Quelle est la différence entre l’aléa sismique et le risque sismique ?
L’aléa sismique est lié au phénomène sismique. Il est défini par la probabilité d’avoir un niveau de mouvement du sol dans une région sur une période de temps. Les cartes de zonage sismique qui permettent de définir des zones auxquelles sont associées des réglementations parasismiques (cf. www.planseisme.fr) sont établies à partir de ces probabilités. Dans l’aléa, il faut également intégrer l’aspect de réponse du sol : l’amplification du mouvement varie selon le type de sol (géologie) et de la topographie, et les dégâts sont donc plus ou moins importants.
En France, l’évaluation de l’aléa sismique reste difficile. La récurrence, c’est-à-dire le temps qui sépare deux séismes importants, est très grande, et nous n’avons donc pas une image complète de la sismicité à partir de quelques décennies avec les réseaux sismologiques. L’Alsace est une zone de sismicité modérée à moyenne. L’aléa sismique est considéré plus important dans le sud de l’Alsace.
Le risque sismique est la combinaison de l’aléa sismique, de la vulnérabilité des constructions, de la valeur des biens et des personnes. La vulnérabilité des constructions existantes est très variable dans la région.
Y a-t-il lieu de s’inquiéter en Alsace ?
Le fossé rhénan supérieur s’étend de Bâle à Francfort. C’est un ancien « rift ». Des failles sont présentes en bordure et à l’intérieur du rift.

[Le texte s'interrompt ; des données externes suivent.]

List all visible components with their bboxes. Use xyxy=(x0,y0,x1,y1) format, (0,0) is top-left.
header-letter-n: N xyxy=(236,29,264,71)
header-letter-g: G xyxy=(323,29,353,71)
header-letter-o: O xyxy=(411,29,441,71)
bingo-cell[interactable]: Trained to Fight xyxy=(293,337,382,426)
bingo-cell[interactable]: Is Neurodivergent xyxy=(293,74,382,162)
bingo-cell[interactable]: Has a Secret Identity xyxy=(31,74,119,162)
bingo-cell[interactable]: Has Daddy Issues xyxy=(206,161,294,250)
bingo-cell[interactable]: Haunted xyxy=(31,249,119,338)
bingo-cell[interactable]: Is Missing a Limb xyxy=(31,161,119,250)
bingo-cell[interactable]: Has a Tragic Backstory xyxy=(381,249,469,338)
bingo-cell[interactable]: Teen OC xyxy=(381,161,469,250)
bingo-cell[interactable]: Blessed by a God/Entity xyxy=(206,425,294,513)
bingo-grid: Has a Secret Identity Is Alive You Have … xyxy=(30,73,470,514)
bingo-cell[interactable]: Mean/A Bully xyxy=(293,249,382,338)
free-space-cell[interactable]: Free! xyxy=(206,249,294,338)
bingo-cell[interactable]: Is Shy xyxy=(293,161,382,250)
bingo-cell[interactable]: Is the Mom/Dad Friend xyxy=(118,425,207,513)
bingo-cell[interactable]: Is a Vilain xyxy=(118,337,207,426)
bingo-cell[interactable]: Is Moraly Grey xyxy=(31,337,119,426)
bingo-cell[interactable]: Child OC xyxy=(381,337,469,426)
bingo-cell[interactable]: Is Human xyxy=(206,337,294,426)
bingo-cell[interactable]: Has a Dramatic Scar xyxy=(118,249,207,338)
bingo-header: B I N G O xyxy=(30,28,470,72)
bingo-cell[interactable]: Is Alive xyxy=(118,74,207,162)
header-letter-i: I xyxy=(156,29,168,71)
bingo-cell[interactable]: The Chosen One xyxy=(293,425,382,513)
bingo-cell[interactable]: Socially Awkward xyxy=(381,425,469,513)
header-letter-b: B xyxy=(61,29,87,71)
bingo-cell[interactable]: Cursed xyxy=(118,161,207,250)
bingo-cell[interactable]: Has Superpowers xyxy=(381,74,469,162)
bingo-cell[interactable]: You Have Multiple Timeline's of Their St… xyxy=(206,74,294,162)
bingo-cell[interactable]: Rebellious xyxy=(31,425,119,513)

L’activité passée de ces failles et leur potentiel sismogène (capacité à produire un séisme destructeur) reste difficile à évaluer, car la déformationen Alsace est très lente (inférieure à 1 mm/an), et donc encore mal connue.
La sismicité observée est plus importante dans le sud du fossé rhénan, dans les massifs des Vosges et de la Forêt-Noire. Je vous rappelle les tremblements de terre récents les plus importants dans le fossé rhénan : Sierentz en 1980 (magnitude 4,9), Remiremont en 1984 (magnitude 4,5), Ramberviller dans les Vosges en 2003 (magnitude 5.4), Waldkirch en Forêt-Noire en 2004 (magnitude 5.3). Dans le fossé rhénan, il y a une petite activité régulière, mais qui n’est pas forcément ressentie.
Historiquement, les séismes qui ont fait date sont ceux de : Bâle, le 18 octobre 1356, qui a détruit une grande partie de la ville (magnitude estimée selon les études entre 6,2 et 7) ; Remiremont en 1682.
En France et dans les zones frontalières, les derniers séismes les plus sévères ont été ceux de Lambesc en 1909 (magnitude 6) et de la Mer Ligure en 1963 (magnitude 6).
Propos recueillis par Myriam Buanic.